Chris Covell got pucrunch working for hucard rom projects (and fixed a bug in my code too!). This is awesome. Any real hucard project needs a serious compression scheme for tiny ram footprint project and this totally fits the bill. Pucrunch works surprisingly good with only a 256 or 512 byte buffer.
If you don’t know, Ki the author of PC2E PC-Engine emulator that Ootake is based off of, is still active in the PCE community. He’s got some serious hardware projects in the works. One of them is totally disassembled PC-Engine with each chip setup as plugin boards. He’s able to single step the whole system or clock it really slow (yes, I’m jealous). Charles and I had talked about a new method for doing the interlaced display mode on the PCE. The current method involves switching between 263 scanlines and 262 scanlines every other frame. This works great for standard definition displays and some(most?) capture cards, but it’s not a legal interlaced signal. No HDTVs (CRT or not) handle the signal correctly. There’s speculation that the VCE that generates the composite frame work/output uses a separate timing mechanism for a frames length than a scanline counter - based on a few observations from tests. IIRC, changing the register that handles this immediately ends the currently scanline - anywhere in the scanline. Ki said he should be able to take a look as this behavior at a slower rate. I’m crossing my fingers.
On a side note, the Genesis interlace mode isn’t entirely NTSC legal either. It generates a lot of half lines during vblank, but if you add all the halfs up and with the full scanlines, you get 262.5 for NTSC (which is the correct number of scanlines for interlaced mode). The interesting thing is that if those half scanlines were full (except for the last one), it would generate a PAL frame :O Speculation is that some of the internal circuitry was reused to save costs. Pretty interesting. I need to test out how my HDTV handles that interlaced signal.

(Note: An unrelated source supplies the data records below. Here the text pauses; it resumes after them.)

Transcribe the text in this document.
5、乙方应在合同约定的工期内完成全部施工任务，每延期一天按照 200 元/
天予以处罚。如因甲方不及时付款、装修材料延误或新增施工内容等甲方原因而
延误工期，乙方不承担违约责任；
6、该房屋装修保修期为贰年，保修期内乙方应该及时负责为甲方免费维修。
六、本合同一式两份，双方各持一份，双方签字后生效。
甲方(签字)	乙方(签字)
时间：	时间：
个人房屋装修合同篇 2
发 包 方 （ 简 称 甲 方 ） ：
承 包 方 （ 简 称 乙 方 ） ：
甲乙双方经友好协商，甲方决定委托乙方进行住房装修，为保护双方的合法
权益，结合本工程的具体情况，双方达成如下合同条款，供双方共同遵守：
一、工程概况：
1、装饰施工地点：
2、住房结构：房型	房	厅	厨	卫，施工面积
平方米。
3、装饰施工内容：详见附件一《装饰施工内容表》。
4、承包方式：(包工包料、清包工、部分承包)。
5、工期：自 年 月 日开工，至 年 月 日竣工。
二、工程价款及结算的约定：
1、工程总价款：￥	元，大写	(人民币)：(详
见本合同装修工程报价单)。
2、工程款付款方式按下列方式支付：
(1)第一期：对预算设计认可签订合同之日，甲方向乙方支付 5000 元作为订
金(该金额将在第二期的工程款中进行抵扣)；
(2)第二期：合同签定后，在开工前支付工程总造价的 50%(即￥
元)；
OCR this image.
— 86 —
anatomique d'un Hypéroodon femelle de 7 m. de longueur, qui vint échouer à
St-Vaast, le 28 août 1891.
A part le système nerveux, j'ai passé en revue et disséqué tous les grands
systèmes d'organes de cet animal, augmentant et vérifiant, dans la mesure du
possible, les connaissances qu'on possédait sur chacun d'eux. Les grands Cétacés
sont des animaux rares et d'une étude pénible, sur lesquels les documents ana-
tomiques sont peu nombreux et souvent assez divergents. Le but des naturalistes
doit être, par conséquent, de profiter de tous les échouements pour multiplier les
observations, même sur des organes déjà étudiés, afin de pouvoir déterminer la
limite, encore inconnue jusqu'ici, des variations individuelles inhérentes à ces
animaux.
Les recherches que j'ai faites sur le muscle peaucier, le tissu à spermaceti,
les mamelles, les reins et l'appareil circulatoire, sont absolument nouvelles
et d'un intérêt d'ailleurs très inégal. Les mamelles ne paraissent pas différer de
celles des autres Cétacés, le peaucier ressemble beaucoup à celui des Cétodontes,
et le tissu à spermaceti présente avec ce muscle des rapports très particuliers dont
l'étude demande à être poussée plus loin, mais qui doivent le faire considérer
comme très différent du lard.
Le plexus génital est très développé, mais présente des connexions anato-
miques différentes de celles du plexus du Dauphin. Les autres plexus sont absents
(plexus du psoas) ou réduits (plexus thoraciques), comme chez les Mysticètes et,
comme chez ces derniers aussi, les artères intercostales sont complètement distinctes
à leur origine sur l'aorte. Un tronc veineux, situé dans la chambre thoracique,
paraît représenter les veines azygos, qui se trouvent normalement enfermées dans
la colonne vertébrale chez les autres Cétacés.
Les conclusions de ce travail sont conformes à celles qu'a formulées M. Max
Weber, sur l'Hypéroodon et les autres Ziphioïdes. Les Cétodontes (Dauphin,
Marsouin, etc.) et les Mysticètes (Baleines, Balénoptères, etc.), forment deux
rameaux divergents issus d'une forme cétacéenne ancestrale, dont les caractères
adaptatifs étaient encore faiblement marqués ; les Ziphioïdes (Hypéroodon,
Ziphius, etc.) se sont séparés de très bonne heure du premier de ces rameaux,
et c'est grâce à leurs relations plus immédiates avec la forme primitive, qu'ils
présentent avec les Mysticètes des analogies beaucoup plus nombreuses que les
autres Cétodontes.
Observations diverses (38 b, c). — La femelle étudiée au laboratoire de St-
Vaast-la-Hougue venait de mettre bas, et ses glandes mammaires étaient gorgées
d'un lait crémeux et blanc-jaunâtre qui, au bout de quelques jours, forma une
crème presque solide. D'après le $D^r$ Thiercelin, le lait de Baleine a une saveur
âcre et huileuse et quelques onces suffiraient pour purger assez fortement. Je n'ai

Sarcie (the author of mednafen), has written a software ADPCM decoder demo for PCE. Sounds great
It uses the 10bit PCM playback channel pair method for the decoded output.
There is more news, but I don’t have time to post anymore currently. Will do so in the next few days.
]]> Collect the gems/emeralds to complete the stage


On a related note, Black Tiger made a cool replacement title screen for the PCE remix of DW and it looks great. I did some work to divide up the colors (94 colors!) for PCE format. Gonna have to section off some parts into the sprite area. It’s too bad I don’t have my app for the 8×1 tile method up and running. It would have been perfect for this.
Been thinking about PCE dev tools recently. Or more specifically game development tools. It’s one thing to build a large virtual tilemap with mappy or such, but what about more complex levels that require something more akin to a script? Nothing too fancy. Take an automatic scrolling shmup for instance. You have hardcoded logic/rules, then you have a simple script with timers/frame logic, and assets like sprites, tiles, and tilemap strips. This obviously isn’t anything new to the 16bit or even later 8bit gaming world of back then. I’ve seen that some homebrew projects include *some* of the logic and boundaries into the tilemap and probably sprites as dynamic structs to a level or something similar. Fine for smaller projects, but the idea doesn’t seem as clean to me. I like the idea of developing a whole level in a editor and being able to run it through a simulator. The whole thing; enemies, scrolling, effects, conditional logic, temporal logic, animations, etc. It’s probably safe to say that there’s nothing standard like this for some of the other console development communities, other than what’s been inhouse/private.
Sounds great and all, but then that means I would need to write my own editor. Fail. Ok, maybe not “fail” - but it doesn’t really thrill me to death about writing such an app from scratch. All of my PC coding has been for win32 C ‘console’ and SDL. I’m not big on PC coding and I usually don’t need any fancy GUI setups for my apps (yeah! “8 parameters at a time” console apps - GO!). My choices are A) learn how to code for a GUI based app or B) bypass that GUI crap and write my own internal GUI with brute force via SDL. ‘A’ isn’t so appealing with learning all the nuisances of new keywords, rules, interfaces, etc not to mention it would be in C++ or C# rather than C (although that’s minor). ‘B’ sounds like something I normally like to do - build something from the ground up. But it has the downside of time to develop just the GUI part.
I could bypass A and B and go straight to C, which is writing a few console apps and have a in game engine to build out some of the things I need. Basically a fancy in game editor with some support apps on the PC side. I really like the sound of option ‘C’, but I doubt anyone would use such tools. If my logic appears to be convoluted at times, that’s because it is
If I did option A or B *and* made the script flexible enough, I’m sure someone else might actually use it. If only I could find someone to write one for me… ![]()
I started work on the audio code. Square channel is outputting some recognizable sound in castlevania. I’ll probably have basic sound support for the triangle and noise channel some time this week. Not sure how or if I’m going to support DMC though. I’ve already setup the TIMER interrupt for audio envelopes/counter emulation, so it might not be too much overhead to emulate the DMC.